Welcome to the resource topic for 2002/090
Title:
Efficient and Concurrent Zero-Knowledge from any public coin HVZK protocol
Authors: Daniele Micciancio, Erez Petrank
Abstract:We show how to efficiently transform any public coin honest verifier zero knowledge proof system into a proof system that is concurrent zero-knowledge with respect to any (possibly cheating) verifier via
black box simulation. By efficient we mean that our transformation incurs only an additive overhead, both in terms of the number of rounds and the computational and communication complexity of each round, independently of the complexity of the original protocol. Moreover, the transformation preserves (up to negligible additive terms) the soundness and completeness error probabilities. The new proof system is proved secure based on the Decisional Diffie-Hellman (DDH) assumption, in the standard model of computation, i.e., no random oracles, shared random strings, or public key infrastructure is assumed. In addition to the introduction of a practical protocol, this construction provides yet another example of ideas in plausibility results that turn into ideas in the construction of practical protocols.

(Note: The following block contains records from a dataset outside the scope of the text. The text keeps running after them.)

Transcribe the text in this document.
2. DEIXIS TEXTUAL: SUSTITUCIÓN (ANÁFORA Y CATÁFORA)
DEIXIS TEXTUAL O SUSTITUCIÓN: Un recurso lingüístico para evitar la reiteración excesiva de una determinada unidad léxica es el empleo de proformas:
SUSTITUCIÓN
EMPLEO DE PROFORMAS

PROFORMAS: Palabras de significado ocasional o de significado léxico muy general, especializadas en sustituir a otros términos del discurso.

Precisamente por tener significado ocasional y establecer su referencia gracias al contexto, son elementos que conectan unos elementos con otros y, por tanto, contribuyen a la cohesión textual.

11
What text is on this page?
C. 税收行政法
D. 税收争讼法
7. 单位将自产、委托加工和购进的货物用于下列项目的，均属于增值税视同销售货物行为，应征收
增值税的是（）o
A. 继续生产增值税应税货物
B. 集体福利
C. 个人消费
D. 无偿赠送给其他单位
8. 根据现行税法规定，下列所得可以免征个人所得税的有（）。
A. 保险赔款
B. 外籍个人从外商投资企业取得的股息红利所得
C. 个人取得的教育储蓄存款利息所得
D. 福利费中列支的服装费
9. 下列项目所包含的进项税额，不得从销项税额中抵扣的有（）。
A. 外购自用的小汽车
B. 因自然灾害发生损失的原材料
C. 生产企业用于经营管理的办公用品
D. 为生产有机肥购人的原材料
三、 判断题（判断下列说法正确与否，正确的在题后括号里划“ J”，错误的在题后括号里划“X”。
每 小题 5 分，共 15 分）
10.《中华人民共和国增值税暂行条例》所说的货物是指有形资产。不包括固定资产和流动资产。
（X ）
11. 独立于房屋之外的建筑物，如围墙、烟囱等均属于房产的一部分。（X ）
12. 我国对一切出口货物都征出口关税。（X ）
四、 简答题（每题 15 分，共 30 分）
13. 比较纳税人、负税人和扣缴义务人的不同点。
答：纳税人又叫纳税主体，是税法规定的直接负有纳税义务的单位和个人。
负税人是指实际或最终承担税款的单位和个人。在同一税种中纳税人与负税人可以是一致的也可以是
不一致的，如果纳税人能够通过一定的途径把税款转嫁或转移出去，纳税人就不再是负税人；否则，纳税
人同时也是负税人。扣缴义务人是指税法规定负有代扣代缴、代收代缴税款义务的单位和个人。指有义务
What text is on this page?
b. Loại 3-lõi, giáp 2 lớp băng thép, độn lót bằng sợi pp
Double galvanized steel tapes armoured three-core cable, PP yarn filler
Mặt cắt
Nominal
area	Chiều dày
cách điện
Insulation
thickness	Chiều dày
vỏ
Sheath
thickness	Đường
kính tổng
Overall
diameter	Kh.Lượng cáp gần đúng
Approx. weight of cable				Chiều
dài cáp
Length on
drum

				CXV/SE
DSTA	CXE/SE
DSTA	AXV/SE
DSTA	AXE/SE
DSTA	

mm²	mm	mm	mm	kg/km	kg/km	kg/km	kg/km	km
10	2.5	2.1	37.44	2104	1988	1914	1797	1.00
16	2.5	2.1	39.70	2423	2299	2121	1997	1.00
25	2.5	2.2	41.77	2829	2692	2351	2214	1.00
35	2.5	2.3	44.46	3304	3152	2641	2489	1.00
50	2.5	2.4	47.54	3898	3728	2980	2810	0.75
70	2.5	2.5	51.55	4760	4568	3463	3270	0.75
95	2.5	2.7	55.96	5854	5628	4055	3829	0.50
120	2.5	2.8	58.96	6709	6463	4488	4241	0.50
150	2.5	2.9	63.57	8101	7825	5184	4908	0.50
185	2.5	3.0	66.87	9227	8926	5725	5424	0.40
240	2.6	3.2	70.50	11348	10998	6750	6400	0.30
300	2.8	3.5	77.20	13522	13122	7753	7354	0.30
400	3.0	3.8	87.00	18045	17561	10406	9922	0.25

We prove our main result by developing a mechanism for simulatable commitments that may be of independent interest. In particular, it allows a weaker result that is interesting as well. We present
an efficient transformation of any honest verifier public-coin
computational zero-knowledge proof into a (public coin) computational zero-knowledge proof secure against any verifier. The overhead of this second transformation is minimal: we only increase the number of rounds by 3, and increase the computational cost by 2 public key operations for each round of the original protocol. The cost of the more general transformation leading to concurrent zero knowledge is also close to optimal (for black box simulation), requiring only omega(log n) additional rounds (where n is a security parameter and omega(log n) can be any superlogarithmic function of n (e.g.,
log(n)log^*(n)), and omega(log n) additional public key operations for each round of the original protocol.